By speaking with a licensed consume protection lawyer, you ensure Direct Recovery Associates follows federal and state debt collection laws.
How Much Time Does a Debt Collector Have to Pursue a Debt?
As with criminal law, civil law mandates a well-defined statute of limitations for collecting consumer debts. In Texas, debt collectors have four years to collect outstanding consumer debts. The four-year statute of limitations is one of the shortest of its kind in the United States.

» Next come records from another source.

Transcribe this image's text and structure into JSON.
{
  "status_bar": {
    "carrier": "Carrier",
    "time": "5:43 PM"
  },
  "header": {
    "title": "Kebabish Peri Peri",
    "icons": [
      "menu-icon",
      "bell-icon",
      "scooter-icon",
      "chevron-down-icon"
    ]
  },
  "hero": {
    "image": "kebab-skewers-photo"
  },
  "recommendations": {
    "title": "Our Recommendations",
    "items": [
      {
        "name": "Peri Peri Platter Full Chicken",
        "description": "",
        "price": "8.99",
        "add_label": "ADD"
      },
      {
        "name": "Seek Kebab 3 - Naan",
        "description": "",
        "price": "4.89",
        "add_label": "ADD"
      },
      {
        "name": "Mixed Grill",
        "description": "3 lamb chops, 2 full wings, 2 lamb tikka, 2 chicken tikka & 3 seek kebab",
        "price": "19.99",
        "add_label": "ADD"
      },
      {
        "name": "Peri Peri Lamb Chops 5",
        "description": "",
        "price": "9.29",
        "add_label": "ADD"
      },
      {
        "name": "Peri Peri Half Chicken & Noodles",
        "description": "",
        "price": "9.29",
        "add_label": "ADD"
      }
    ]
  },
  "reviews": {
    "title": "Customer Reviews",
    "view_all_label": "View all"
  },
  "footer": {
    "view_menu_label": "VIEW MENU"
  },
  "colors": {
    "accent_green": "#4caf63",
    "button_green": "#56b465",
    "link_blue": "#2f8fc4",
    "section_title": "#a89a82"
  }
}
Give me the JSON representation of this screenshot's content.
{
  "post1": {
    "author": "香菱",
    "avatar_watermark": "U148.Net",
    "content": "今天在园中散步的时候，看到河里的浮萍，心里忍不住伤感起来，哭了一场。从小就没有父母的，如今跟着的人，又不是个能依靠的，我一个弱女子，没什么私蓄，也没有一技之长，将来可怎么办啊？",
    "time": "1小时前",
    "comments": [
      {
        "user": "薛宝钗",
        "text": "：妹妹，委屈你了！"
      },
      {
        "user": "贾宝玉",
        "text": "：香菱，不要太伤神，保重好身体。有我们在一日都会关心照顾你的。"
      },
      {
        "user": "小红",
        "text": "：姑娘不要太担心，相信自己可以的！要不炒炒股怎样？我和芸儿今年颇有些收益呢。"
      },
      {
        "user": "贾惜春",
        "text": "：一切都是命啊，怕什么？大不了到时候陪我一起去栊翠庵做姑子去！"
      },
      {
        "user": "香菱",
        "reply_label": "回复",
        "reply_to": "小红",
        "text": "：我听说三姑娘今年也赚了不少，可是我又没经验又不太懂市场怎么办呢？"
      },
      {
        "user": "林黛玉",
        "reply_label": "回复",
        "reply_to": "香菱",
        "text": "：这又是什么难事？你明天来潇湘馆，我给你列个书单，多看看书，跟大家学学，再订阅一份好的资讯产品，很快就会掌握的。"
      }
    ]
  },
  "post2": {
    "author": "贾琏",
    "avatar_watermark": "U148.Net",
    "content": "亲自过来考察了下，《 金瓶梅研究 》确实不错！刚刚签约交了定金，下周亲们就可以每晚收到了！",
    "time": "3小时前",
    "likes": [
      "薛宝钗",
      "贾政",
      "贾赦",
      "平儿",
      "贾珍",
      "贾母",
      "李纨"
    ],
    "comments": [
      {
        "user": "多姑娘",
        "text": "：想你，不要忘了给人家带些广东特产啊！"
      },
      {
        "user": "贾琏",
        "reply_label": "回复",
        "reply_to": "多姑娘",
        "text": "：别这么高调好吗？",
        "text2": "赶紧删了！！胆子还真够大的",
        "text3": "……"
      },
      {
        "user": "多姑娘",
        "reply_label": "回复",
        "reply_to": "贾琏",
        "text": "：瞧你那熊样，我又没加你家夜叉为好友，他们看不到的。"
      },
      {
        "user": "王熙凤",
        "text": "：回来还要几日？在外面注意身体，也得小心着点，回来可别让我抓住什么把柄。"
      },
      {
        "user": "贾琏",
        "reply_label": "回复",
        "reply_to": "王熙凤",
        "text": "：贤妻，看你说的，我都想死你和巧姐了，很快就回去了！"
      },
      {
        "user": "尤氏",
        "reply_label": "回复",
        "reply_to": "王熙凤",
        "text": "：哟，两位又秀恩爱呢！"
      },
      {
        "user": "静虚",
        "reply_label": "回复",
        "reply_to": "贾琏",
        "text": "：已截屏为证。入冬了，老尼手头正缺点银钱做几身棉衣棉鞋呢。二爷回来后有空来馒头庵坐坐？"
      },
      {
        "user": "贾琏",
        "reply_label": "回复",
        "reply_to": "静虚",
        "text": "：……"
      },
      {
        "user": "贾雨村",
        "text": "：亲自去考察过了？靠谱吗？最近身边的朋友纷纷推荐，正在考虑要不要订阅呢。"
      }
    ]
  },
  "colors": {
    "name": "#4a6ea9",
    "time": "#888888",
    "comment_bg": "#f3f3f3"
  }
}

Consumer debts covered by the TDCA statute of limitations include student loans, personal loans, and credit card debt. The statute of limitations begins on the day of the original past due date on a credit account.
The Legality of Charging Fees and Interest
Third party debt collectors earn a huge profit by purchasing consumer debts from original creditors. The profit margin grows when debt collectors tack on more fees and interest charges.
By speaking with a Texas licensed lawyer, you can determine whether Direct Recovery Associates followed the TDCA by clearly explaining every fee added to an outstanding debt. The TDCA requires third party debt collectors to present written evidence of the legal authority to charge fees and interest.
How Does Texas Address Wage Garnishment?
Texas law permits wage garnishments for a limited number of reasons, including alimony, back taxes, child support, and student loans. The Lone Star State does not allow debt collectors to garnish wages to settle delinquent consumer debts.
If Direct Recovery Associates attempts to garnish your wages, you should speak with an experienced consumer law lawyer to file a claim against the third party debt collector.
You Have the Right to Seek Damages
By working with a lawyer to file a claim, you exercise your legal right to take action against Direct Recovery Associates for violating the FDCPA and/or TDCA. A licensed consumer protection lawyer knows how to draft a cease and desist letter, as well as help you win actual damages caused by a debt collector like Direct Recovery Associates.
Actual damages can include a physical ailment caused by stress or emotional suffering derived from constant debt collector harassment.
*Disclaimer: The content of this article serves only to provide information and should not be constructed as legal advice. If you file a claim against Direct Recovery Associates or any other third-party collection agency, you may not be entitled to any compensation.